EAST LANSING, Mich. (AP/WOOD/WLNS) — Four Michigan State University students have filed a federal civil rights lawsuit accusing the school and its leaders of a slow and inadequate response to their sexual assault complaints.
In the suit filed Wednesday, the women say school administrators acted with “deliberate indifference” to their claims. The suit seeks unspecified monetary damages from the university board of trustees, President Lou Ann Simon and others, including the Kappa Sigma fraternity.
Two plaintiffs, Emily Kollaritsch and Shayna Gross, attended a news conference near campus to announce the suit. They say they were assaulted by the same male student.
“Michigan State University’s investigation process has caused me harm and delivered me absolutely no justice,” said Gross, an MSU senior from Sand Lake.

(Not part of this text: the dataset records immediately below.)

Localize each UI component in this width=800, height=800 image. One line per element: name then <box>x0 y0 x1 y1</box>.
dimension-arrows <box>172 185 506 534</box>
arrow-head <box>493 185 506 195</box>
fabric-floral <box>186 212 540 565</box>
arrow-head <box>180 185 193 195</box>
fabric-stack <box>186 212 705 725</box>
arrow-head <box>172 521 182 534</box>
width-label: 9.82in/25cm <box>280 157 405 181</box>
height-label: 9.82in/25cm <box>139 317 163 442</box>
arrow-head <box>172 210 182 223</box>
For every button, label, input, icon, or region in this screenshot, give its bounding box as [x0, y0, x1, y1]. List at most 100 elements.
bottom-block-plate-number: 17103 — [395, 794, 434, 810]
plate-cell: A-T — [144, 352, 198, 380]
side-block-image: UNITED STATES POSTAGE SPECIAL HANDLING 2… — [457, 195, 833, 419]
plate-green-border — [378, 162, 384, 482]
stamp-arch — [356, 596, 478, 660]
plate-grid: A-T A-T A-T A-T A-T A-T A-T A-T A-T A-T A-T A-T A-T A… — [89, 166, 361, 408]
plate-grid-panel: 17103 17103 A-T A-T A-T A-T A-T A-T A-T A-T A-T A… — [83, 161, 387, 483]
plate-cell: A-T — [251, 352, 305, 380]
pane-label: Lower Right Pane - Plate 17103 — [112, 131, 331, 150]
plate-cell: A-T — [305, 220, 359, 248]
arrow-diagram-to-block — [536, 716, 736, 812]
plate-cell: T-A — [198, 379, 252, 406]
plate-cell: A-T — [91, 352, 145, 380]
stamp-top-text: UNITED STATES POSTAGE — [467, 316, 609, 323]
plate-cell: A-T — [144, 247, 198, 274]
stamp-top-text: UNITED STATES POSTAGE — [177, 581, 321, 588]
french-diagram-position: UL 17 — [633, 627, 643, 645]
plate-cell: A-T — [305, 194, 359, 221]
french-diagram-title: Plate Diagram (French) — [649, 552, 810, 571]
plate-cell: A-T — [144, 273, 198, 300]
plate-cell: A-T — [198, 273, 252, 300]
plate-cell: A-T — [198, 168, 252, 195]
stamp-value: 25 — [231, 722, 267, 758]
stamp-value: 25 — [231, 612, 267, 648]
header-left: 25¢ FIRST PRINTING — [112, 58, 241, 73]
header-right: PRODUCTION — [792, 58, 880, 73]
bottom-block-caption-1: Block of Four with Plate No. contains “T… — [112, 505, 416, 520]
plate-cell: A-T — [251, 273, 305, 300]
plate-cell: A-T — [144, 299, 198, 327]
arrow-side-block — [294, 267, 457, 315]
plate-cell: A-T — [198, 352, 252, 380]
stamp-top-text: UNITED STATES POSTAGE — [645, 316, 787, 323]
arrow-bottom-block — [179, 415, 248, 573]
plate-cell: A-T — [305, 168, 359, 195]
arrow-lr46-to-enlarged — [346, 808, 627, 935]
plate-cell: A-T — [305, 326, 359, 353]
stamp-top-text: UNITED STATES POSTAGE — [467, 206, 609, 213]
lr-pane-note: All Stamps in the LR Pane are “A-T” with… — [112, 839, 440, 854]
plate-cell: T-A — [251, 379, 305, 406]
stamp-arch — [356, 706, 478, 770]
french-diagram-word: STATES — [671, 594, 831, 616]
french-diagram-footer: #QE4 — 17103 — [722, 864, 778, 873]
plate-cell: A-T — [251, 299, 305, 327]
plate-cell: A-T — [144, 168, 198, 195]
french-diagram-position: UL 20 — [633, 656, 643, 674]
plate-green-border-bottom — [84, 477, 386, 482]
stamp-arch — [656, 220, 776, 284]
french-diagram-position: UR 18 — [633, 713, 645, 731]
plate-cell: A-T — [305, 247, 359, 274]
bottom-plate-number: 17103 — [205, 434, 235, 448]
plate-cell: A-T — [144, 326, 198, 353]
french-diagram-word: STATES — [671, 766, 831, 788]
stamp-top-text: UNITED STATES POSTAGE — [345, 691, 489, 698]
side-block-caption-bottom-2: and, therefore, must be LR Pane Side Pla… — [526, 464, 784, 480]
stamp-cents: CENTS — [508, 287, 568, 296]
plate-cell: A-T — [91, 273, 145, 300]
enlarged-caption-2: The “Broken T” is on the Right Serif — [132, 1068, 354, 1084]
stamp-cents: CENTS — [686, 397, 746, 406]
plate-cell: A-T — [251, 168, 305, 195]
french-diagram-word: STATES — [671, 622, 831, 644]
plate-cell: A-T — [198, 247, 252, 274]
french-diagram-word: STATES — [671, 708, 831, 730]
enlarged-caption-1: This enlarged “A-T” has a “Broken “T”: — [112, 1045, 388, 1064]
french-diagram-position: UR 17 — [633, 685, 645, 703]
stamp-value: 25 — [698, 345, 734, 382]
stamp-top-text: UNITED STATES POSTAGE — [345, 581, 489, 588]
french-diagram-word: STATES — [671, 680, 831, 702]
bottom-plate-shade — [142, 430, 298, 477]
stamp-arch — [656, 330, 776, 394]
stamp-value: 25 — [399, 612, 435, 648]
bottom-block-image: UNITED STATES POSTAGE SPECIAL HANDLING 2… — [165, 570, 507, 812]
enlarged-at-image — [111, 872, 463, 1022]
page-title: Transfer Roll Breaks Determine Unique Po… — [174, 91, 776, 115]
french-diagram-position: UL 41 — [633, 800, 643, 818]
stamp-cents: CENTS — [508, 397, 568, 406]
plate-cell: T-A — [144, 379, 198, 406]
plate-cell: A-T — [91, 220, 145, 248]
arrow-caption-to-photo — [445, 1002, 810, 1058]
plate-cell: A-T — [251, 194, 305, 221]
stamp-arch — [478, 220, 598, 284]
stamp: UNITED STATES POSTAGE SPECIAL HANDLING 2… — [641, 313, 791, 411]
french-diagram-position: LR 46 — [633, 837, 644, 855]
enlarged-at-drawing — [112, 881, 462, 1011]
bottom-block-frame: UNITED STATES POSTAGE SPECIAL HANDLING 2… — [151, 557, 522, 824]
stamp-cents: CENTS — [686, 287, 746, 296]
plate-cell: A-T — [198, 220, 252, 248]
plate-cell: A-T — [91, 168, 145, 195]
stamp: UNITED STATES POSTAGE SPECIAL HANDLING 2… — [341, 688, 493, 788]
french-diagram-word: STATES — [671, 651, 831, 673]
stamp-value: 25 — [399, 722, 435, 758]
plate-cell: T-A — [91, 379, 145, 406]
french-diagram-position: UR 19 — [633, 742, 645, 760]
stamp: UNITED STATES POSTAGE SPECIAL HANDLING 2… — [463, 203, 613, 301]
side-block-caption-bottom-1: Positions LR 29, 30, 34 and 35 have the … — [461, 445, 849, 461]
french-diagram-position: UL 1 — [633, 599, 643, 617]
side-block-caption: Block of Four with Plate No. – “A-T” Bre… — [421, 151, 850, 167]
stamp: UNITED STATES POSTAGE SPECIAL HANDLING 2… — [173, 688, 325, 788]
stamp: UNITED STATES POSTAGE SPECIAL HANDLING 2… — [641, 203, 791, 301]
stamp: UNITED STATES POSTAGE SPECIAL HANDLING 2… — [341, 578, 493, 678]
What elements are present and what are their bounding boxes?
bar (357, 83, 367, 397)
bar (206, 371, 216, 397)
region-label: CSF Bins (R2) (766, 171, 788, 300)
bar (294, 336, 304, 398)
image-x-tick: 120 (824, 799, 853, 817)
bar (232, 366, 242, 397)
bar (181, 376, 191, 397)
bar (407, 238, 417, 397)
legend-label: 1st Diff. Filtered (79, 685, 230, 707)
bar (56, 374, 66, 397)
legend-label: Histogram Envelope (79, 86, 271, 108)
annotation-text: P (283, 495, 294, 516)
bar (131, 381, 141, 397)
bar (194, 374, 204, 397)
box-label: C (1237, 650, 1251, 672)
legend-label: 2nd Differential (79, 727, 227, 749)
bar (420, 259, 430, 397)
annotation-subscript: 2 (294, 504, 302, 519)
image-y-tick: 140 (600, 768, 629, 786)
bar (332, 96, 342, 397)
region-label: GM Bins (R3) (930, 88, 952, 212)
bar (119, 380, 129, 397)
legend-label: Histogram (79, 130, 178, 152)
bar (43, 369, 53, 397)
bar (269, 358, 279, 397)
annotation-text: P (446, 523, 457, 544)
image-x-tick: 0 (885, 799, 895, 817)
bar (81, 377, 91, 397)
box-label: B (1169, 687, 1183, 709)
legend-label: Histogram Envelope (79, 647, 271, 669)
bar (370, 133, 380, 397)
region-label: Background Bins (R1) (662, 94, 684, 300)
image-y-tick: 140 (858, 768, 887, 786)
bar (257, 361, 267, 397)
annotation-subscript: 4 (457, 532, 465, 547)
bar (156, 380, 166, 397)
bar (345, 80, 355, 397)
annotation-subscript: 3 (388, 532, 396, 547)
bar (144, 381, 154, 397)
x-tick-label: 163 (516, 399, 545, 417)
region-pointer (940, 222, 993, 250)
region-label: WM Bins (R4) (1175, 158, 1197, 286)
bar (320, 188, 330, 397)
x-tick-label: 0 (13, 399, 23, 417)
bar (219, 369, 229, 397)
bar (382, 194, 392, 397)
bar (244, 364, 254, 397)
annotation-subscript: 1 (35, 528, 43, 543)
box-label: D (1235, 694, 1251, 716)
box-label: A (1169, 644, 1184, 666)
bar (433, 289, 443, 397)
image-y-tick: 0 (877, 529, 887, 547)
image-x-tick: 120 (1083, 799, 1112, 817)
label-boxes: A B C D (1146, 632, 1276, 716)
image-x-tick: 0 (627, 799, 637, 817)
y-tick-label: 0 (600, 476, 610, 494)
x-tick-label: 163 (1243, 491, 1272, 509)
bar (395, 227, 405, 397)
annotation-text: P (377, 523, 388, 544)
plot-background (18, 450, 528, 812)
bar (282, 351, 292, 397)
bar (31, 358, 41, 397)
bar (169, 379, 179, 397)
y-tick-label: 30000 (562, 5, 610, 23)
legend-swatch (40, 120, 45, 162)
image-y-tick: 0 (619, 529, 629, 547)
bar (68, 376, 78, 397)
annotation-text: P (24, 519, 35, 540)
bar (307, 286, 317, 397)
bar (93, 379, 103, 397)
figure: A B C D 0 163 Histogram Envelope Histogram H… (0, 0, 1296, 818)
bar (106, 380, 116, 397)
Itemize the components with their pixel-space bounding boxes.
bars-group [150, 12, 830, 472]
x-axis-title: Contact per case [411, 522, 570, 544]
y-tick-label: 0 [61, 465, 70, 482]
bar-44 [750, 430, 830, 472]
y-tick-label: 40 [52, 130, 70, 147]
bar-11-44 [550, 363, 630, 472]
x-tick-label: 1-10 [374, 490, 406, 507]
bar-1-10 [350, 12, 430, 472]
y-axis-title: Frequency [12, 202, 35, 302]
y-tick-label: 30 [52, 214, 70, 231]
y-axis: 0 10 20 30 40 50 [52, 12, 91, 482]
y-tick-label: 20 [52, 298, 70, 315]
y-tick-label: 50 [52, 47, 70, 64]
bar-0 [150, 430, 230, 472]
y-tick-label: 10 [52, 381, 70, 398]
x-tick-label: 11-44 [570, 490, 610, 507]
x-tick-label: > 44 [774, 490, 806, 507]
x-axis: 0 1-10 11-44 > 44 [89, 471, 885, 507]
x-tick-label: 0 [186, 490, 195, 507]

In the suit, Gross says she was raped multiple times in one night by a fellow student who she described as an acquaintance. She says that she was first raped at the Kappa Sigma fraternity house, then in her dorm room and again in the alleged rapist’s dorm room.
Wednesday, Gross said that the only thing worse than the attack was the way the university handled her complaint.
“You never think you will be a victim of your own university, but I am,” Gross said.
The U.S. Department of Education says that under Title IX, schools should finish investigations within 60 days of the alleged misconduct. Gross claims her investigation took more than eight months to complete and that at the end, the university found there was not enough evidence to prove an assault happened.
The three other women, two of whom remained anonymous, have similar allegations.
Other allegations in the suit say investigation reports did not reflect the facts of the accusations and that one university employee told a student who was fearful for her safety on campus to go to another university.
An MSU spokesman said the university doesn’t comment on pending litigation, but sexual misconduct is something university leaders “take very seriously.”
However, spokesperson Jason Cody gave this statement to WLNS, WOOD TV8’s Lansing sister station:
“Over the past several years, MSU has taken significant steps to increase resources for survivors and revise policies to hear complaints in a timely and fair manner consistent with federal guidance.”
24 Hour News 8 reached out to MSU’s Kappa Sigma Fraternity on Wednesday, but it did not want to comment.
In September, MSU agreed to a list of changes regarding how it handles sexual assaults. That move came after it was added to a list that included dozens of colleges and universities across the country being investigated by the federal government for their handling of sexual assault complaints.
A survey of students and staff at MSU says one in four students who are women have been a victim of sexual assault. Nearly 72 percent of victims said they did not report the incident, WLNS reports.